Distances for graphs and markov chains using optimal transport
Project description
Distances on graphs based on optimal transport
This is the implementation code for
Brugere, T., Wan, Z., & Wang, Y. (2023). Distances for Markov Chains, and Their Differentiation. ArXiv, abs/2302.08621.
Setup
Installing as a library
The ot_markov_distances package can be installed with the following command:
pip install ot_markov_distances
If for some reason you need to use cuda11.8 (ie you are installing torch+cuda118) then use the following command instead
pip install git+https://github.com/YusuLab/ot_markov_distances@cuda118
Dependencies
Python version
This project requires python 3.10 a minima. If your python version is prior to 3.10, you need to update (or to create a new conda environment) to a version above (latest release at the time of writing is 3.12)
Python dependencies
This package manages its dependencies via poetry. I recommend you install it (otherwise if you prefer to manage them manually, a list of the dependencies is available in the file pyproject.toml)
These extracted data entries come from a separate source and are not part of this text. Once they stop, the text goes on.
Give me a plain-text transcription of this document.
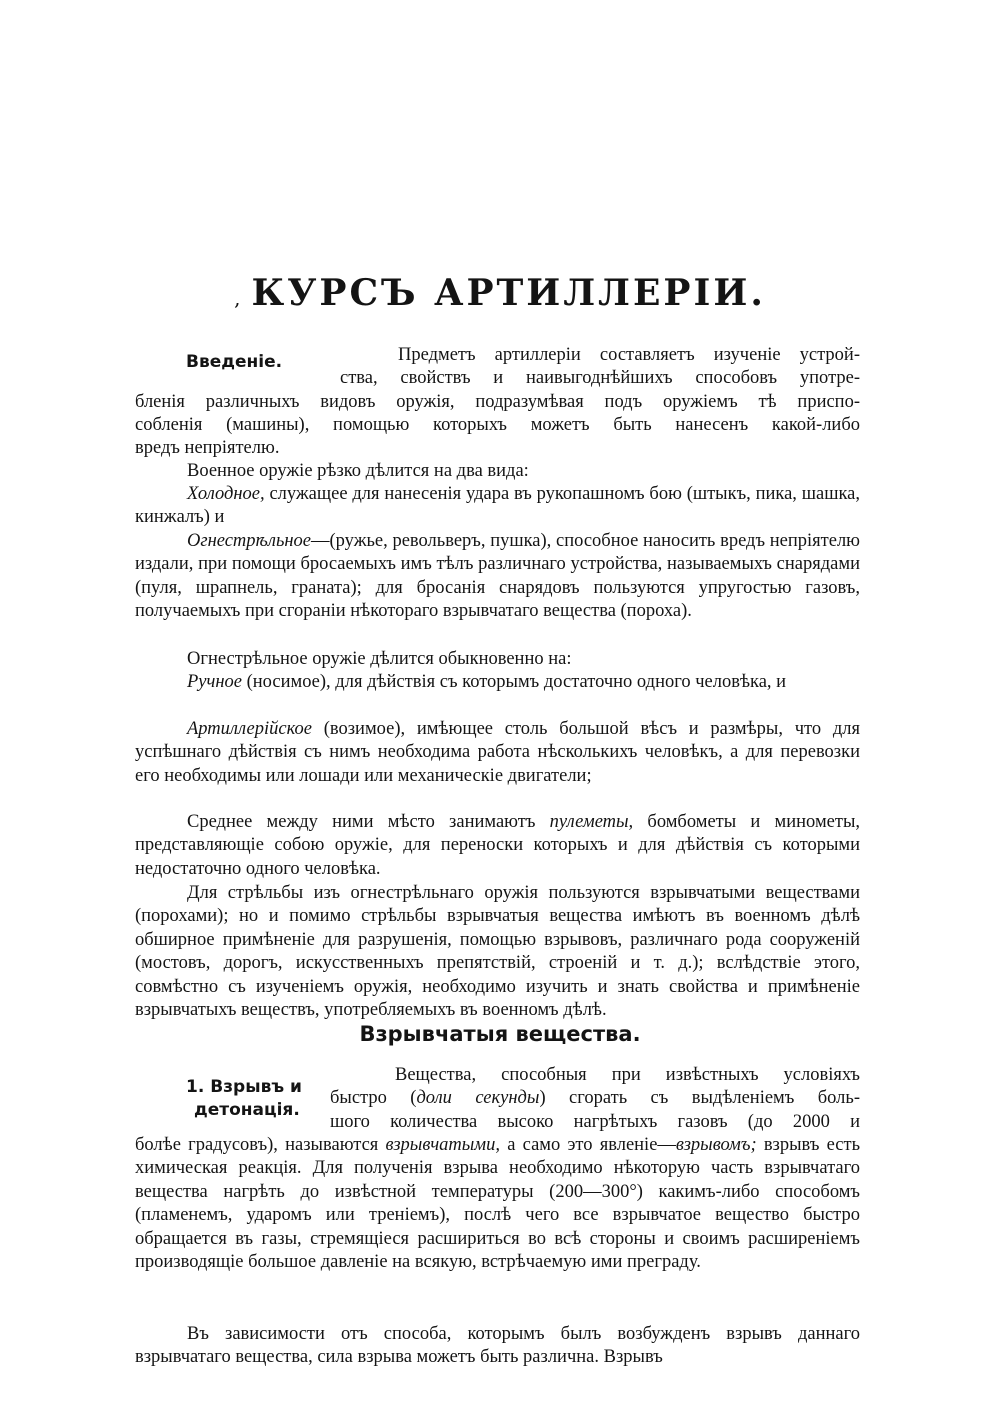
, КУРСЪ АРТИЛЛЕРІИ.
Введеніе.	Предметъ артиллеріи составляетъ изученіе устрой-
ства, свойствъ и наивыгоднѣйшихъ способовъ употре-
бленія различныхъ видовъ оружія, подразумѣвая подъ оружіемъ тѣ приспо-
собленія (машины), помощью которыхъ можетъ быть нанесенъ какой-либо
вредъ непріятелю.
Военное оружіе рѣзко дѣлится на два вида:
Холодное, служащее для нанесенія удара въ рукопашномъ бою (штыкъ, пика, шашка, кинжалъ) и
Огнестрѣльное—(ружье, револьверъ, пушка), способное наносить вредъ непріятелю издали, при помощи бросаемыхъ имъ тѣлъ различнаго устройства, называемыхъ снарядами (пуля, шрапнель, граната); для бросанія снарядовъ пользуются упругостью газовъ, получаемыхъ при сгораніи нѣкотораго взрывчатаго вещества (пороха).
Огнестрѣльное оружіе дѣлится обыкновенно на:
Ручное (носимое), для дѣйствія съ которымъ достаточно одного человѣка, и
Артиллерійское (возимое), имѣющее столь большой вѣсъ и размѣры, что для успѣшнаго дѣйствія съ нимъ необходима работа нѣсколькихъ человѣкъ, а для перевозки его необходимы или лошади или механическіе двигатели;
Среднее между ними мѣсто занимаютъ пулеметы, бомбометы и минометы, представляющіе собою оружіе, для переноски которыхъ и для дѣйствія съ которыми недостаточно одного человѣка.
Для стрѣльбы изъ огнестрѣльнаго оружія пользуются взрывчатыми веществами (порохами); но и помимо стрѣльбы взрывчатыя вещества имѣютъ въ военномъ дѣлѣ обширное примѣненіе для разрушенія, помощью взрывовъ, различнаго рода сооруженій (мостовъ, дорогъ, искусственныхъ препятствій, строеній и т. д.); вслѣдствіе этого, совмѣстно съ изученіемъ оружія, необходимо изучить и знать свойства и примѣненіе взрывчатыхъ веществъ, употребляемыхъ въ военномъ дѣлѣ.
Взрывчатыя вещества.
1. Взрывъ и
детонація.
Вещества, способныя при извѣстныхъ условіяхъ
быстро (доли секунды) сгорать съ выдѣленіемъ боль-
шого количества высоко нагрѣтыхъ газовъ (до 2000 и
болѣе градусовъ), называются взрывчатыми, а само это явленіе—взрывомъ; взрывъ есть химическая реакція. Для полученія взрыва необходимо нѣкоторую часть взрывчатаго вещества нагрѣть до извѣстной температуры (200—300°) какимъ-либо способомъ (пламенемъ, ударомъ или треніемъ), послѣ чего все взрывчатое вещество быстро обращается въ газы, стремящіеся расшириться во всѣ стороны и своимъ расширеніемъ производящіе большое давленіе на всякую, встрѣчаемую ими преграду.
Въ зависимости отъ способа, которымъ былъ возбужденъ взрывъ даннаго взрывчатаго вещества, сила взрыва можетъ быть различна. Взрывъ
When you have poetry, you can add dependencies using our makefile
$ make .make/deps
or directly with poetry
$ poetry install
TUDataset
If you are planning to reproduce the classification experiment.
The TUDataset package is also needed to run the classification experiment, but it is not available via pip / poetry. To install it, follow the instruction in the tudataset repo, including the “Compilation of kernel baselines” section, and add the directory where you downloaded it to your $PYTHONPATH. eg:
$ export PYTHONPATH="/path/to/tudataset:$PYTHONPATH"
Project structure
.
├── docs #contains the generated docs (after typing make)
│ ├── build
│ │ └── html #Contains the html docs in readthedocs format
│ └── source
├── experiments #contains jupyter notebooks with the experiments
│ └── utils #contains helper code for the experiments
├── ot_markov_distances #contains reusable library code for computing and differentiating the discounted WL distance
│ ├── discounted_wl.py # implementation of our discounted WL distance
│ ├── __init__.py
│ ├── sinkhorn.py # implementation of the sinkhorn distance
│ ├── utils.py # utility functions
│ └── wl.py #implementation of the wl distance by Chen et al.
├── staticdocs #contains the static source for the docs
│ ├── build
│ └── source
└── tests #contains sanity checks
Documentation
The documentation is available online: read the documentation
You can build documentation and run tests using
$ make
Alternatively, you can build only the documentation using
$ make .make/build-docs
The documentation will be available in docs/build/html in the readthedocs format
Running Experiments
Running experiments requires installing development dependencies. This can be done by running
$ make .make/dev-deps
or alternatively
$ poetry install --with dev
Experiments can be found in the experiments/ directory (see Project structure ).
The Barycenter and Coarsening experiments can be found in experiments/Barycenter.ipynb and experiments/Coarsening.ipynb.
The performance graphs are computed in experiments/Performance.ipynb
Classification experiment
The Classification experiment (see the first paragraph of section 6 in the paper) is not in a jupyter notebook, but accessible via a command line.
As an additional dependency it needs tudataset, which is not installable via pip. To install it follow the instructions in the tudataset repo. , including the “Compilation of kernel baselines” section, and add the directory where you downloaded it to your $PYTHONPATH.
Now you can run the classification experiment using the command
$ poetry run python -m experiments.classification
usage: python -m experiments.classification [-h] {datasets_info,distances,eval} ...
Run classification experiments on graph datasets
positional arguments:
{datasets_info,distances,eval}
datasets_info Print information about given datasets
distances Compute distance matrices for given datasets
eval Evaluate a kernel based on distance matrix
options:
-h, --help show this help message and exit
The yaml file containing dataset information that should be passed to the command line is in experiments/grakel_datasets.yaml. Modifying this file should allow running the experiment on different datasets.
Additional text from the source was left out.